"Den lasse ich umlegen, das wird unser Verräter!" Endphaseverbrechen an der deutschen Zivilbevölkerung, 1945
Wencke Meteling
Miszelle
Veröffentlicht am: 
27. Oktober 2017

Der nationalsozialistische Endphaseterror des Zweiten Weltkrieges gehört bekanntlich zu den besonders blutigen Kapiteln der Geschichte des Zweiten Weltkrieges. Die Gewaltorgien der letzten Kriegsmonate galten vorwiegend den angestammten Opfergruppen nationalsozialistischer Terrorherrschaft, nicht der deutschen „Normalbevölkerung“, wie Michel Scheidegger in seiner Arbeit einleitend klar herausstellt. Zahlenmäßig betrachtet, waren Endphaseverbrechen an der deutschen Zivilbevölkerung Ausnahmen – Schätzungen belaufen sich auf ca. 1.000 Opfer. Just diese Verbrechen sind Gegenstand seiner an der Universität Bern entstandenen Masterarbeit, die es hier zu würdigen gilt.
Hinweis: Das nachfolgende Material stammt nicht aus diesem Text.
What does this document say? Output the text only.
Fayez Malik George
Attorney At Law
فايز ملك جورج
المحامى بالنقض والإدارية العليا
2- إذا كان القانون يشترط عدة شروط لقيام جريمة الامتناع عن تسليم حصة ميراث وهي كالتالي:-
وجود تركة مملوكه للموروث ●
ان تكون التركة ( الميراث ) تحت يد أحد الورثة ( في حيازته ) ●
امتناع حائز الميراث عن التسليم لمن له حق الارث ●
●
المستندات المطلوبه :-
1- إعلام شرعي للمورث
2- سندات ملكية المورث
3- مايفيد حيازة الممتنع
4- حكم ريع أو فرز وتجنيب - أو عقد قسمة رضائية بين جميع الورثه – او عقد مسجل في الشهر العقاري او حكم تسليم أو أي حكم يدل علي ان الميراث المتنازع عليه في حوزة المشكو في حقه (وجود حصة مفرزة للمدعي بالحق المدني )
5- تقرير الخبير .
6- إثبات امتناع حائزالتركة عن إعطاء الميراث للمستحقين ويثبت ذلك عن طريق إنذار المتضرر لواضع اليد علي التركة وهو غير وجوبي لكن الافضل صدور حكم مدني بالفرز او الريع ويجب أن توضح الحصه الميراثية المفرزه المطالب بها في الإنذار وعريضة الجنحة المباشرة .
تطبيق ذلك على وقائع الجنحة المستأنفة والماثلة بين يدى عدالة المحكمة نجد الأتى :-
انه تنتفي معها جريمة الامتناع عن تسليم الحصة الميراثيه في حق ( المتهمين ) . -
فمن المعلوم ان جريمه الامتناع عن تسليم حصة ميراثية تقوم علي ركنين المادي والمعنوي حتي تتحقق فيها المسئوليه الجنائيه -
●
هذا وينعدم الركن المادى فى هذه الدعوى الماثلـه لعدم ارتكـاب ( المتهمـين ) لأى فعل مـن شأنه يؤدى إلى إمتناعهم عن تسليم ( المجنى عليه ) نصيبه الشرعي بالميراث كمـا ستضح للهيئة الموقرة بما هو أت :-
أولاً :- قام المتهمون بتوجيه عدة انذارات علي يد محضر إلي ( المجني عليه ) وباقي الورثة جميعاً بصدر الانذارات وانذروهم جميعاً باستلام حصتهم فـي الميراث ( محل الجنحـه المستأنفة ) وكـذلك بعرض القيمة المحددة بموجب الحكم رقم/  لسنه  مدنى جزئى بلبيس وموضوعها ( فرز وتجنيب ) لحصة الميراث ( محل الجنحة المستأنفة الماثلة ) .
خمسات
Einleitend legt Michel Scheidegger in einem kritischen Problemaufriss sowohl die Geschichte der Rezeption der Endphaseverbrechen als auch deren Forschungsgeschichte dar. Er weist besonders auf die „juristische Verbrämung“ in den Nachkriegsprozessen vor, in denen äußerst milde Strafurteile bei Endphaseverbrechen gefällt wurden. Insgesamt herrschte in der Bundesrepublik lange ein apologetischer Umgang mit diesen Verbrechen vor.
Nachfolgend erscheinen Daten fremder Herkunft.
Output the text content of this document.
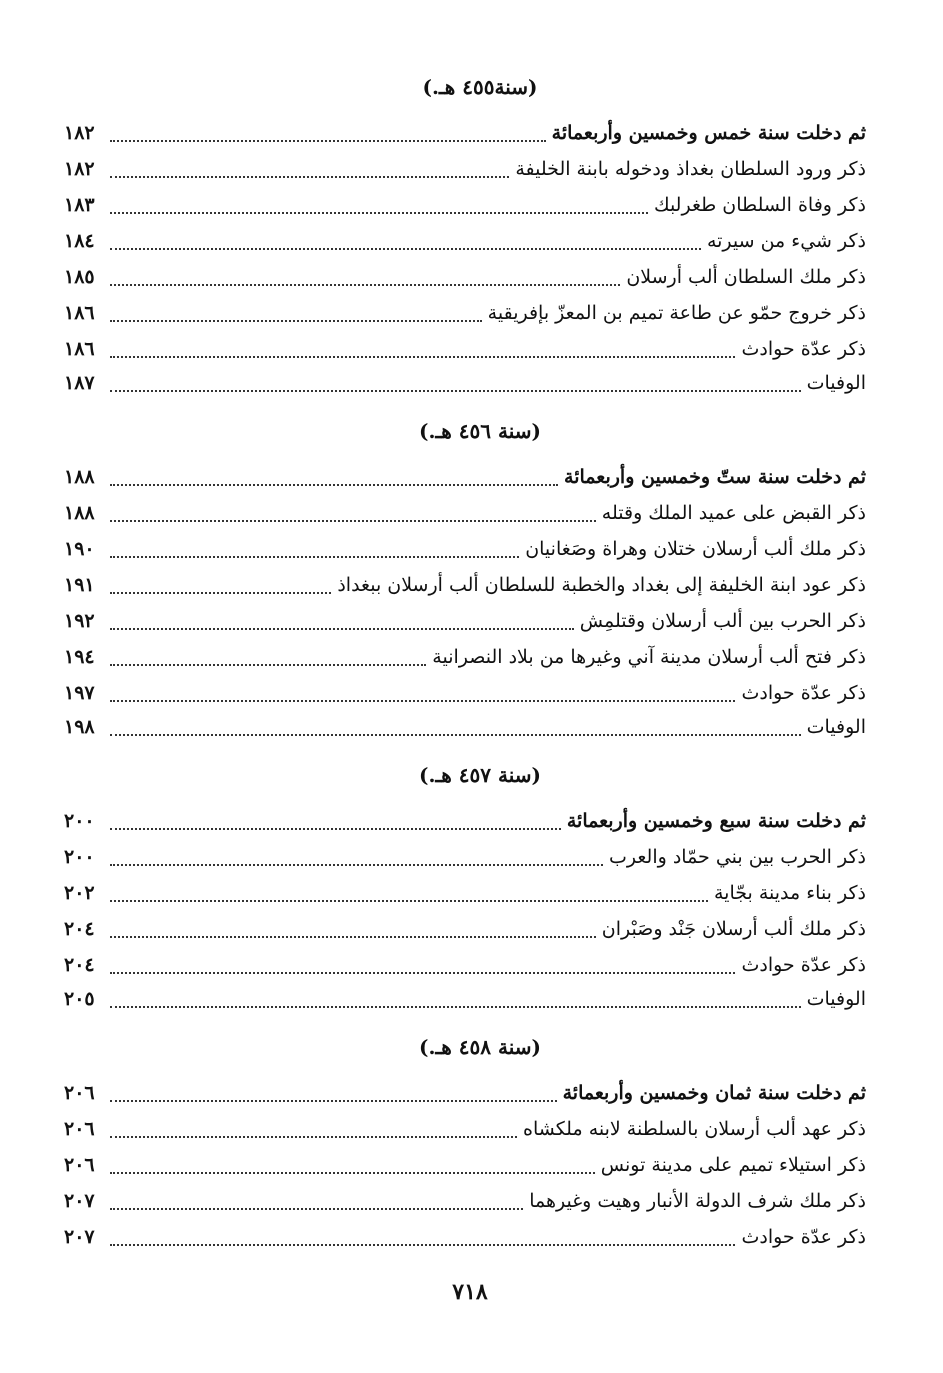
(سنة٤٥٥ هـ.)
ثم دخلت سنة خمس وخمسين وأربعمائة
١٨٢
ذكر ورود السلطان بغداذ ودخوله بابنة الخليفة
١٨٢
ذكر وفاة السلطان طغرلبك
١٨٣
ذكر شيء من سيرته
١٨٤
ذكر ملك السلطان ألب أرسلان
١٨٥
ذكر خروج حمّو عن طاعة تميم بن المعزّ بإفريقية
١٨٦
ذكر عدّة حوادث
١٨٦
الوفيات
١٨٧
(سنة ٤٥٦ هـ.)
ثم دخلت سنة ستّ وخمسين وأربعمائة
١٨٨
ذكر القبض على عميد الملك وقتله
١٨٨
ذكر ملك ألب أرسلان ختلان وهراة وصَغانيان
١٩٠
ذكر عود ابنة الخليفة إلى بغداد والخطبة للسلطان ألب أرسلان ببغداذ
١٩١
ذكر الحرب بين ألب أرسلان وقتلمِش
١٩٢
ذكر فتح ألب أرسلان مدينة آني وغيرها من بلاد النصرانية
١٩٤
ذكر عدّة حوادث
١٩٧
الوفيات
١٩٨
(سنة ٤٥٧ هـ.)
ثم دخلت سنة سبع وخمسين وأربعمائة
٢٠٠
ذكر الحرب بين بني حمّاد والعرب
٢٠٠
ذكر بناء مدينة بجّاية
٢٠٢
ذكر ملك ألب أرسلان جَنْد وصَبْران
٢٠٤
ذكر عدّة حوادث
٢٠٤
الوفيات
٢٠٥
(سنة ٤٥٨ هـ.)
ثم دخلت سنة ثمان وخمسين وأربعمائة
٢٠٦
ذكر عهد ألب أرسلان بالسلطنة لابنه ملكشاه
٢٠٦
ذكر استيلاء تميم على مدينة تونس
٢٠٦
ذكر ملك شرف الدولة الأنبار وهيت وغيرهما
٢٠٧
ذكر عدّة حوادث
٢٠٧
٧١٨
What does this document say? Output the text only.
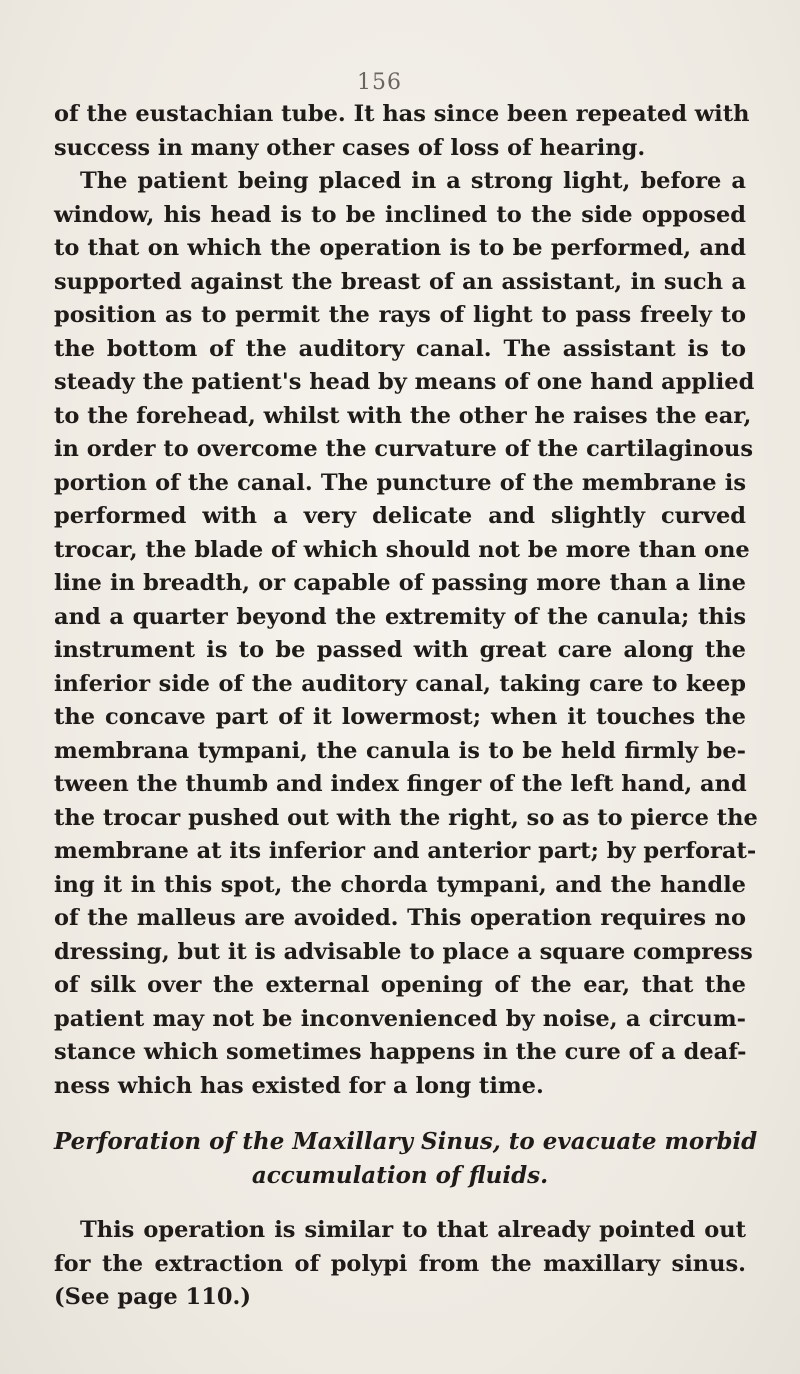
156
of the eustachian tube. It has since been repeated with
success in many other cases of loss of hearing.
The patient being placed in a strong light, before a
window, his head is to be inclined to the side opposed
to that on which the operation is to be performed, and
supported against the breast of an assistant, in such a
position as to permit the rays of light to pass freely to
the bottom of the auditory canal. The assistant is to
steady the patient's head by means of one hand applied
to the forehead, whilst with the other he raises the ear,
in order to overcome the curvature of the cartilaginous
portion of the canal. The puncture of the membrane is
performed with a very delicate and slightly curved
trocar, the blade of which should not be more than one
line in breadth, or capable of passing more than a line
and a quarter beyond the extremity of the canula; this
instrument is to be passed with great care along the
inferior side of the auditory canal, taking care to keep
the concave part of it lowermost; when it touches the
membrana tympani, the canula is to be held firmly be-
tween the thumb and index finger of the left hand, and
the trocar pushed out with the right, so as to pierce the
membrane at its inferior and anterior part; by perforat-
ing it in this spot, the chorda tympani, and the handle
of the malleus are avoided. This operation requires no
dressing, but it is advisable to place a square compress
of silk over the external opening of the ear, that the
patient may not be inconvenienced by noise, a circum-
stance which sometimes happens in the cure of a deaf-
ness which has existed for a long time.
Perforation of the Maxillary Sinus, to evacuate morbid
accumulation of fluids.
This operation is similar to that already pointed out
for the extraction of polypi from the maxillary sinus.
(See page 110.)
Seine Studie ist an der Neueren Täterforschung orientiert. Darin verfolgt er das Anliegen, die Breite und Vielfalt der an den Endphaseverbrechen beteiligten Zivilisten aufzuzeigen. Es geht ihm um die strukturellen Ursachen und die handlungsleitenden Motive spezifischer Täter – „ganz normaler Männer“, wie es in Anlehnung an Christopher Browning heißt – „in der jeweiligen Mikrosituation eines Verbrechens“ (S. 14). Beim Täterkreis der Endphaseverbrechen handelte es sich nämlich nicht nur um einen kleinen Zirkel fanatischer NS-Funktionäre, sondern es war eine breite Gruppe aus der Bevölkerung daran beteiligt. Häufig wurde der Endphaseterror zu einem Ventil, um persönliche, lokale Konflikte zu bereinigen. Mit eleganter Feder schreibt Scheidegger gegen die apologetisch-vereinfachende Erklärung der Endphaseverbechen, bei der ,böse Nazis‘ als Täter dichotomisch der ,armen deutschen Bevölkerung‘ als Opfer gegenübergestellt werden. Diese Erklärung ist ebenso wenig zugreffend wie die hartnäckig fortlebende, simple Grenzziehung zwischen Nationalsozialisten und Zivilisten. Waren Nazis etwa keine Zivilisten? Und waren Zivilisten keine Nazis?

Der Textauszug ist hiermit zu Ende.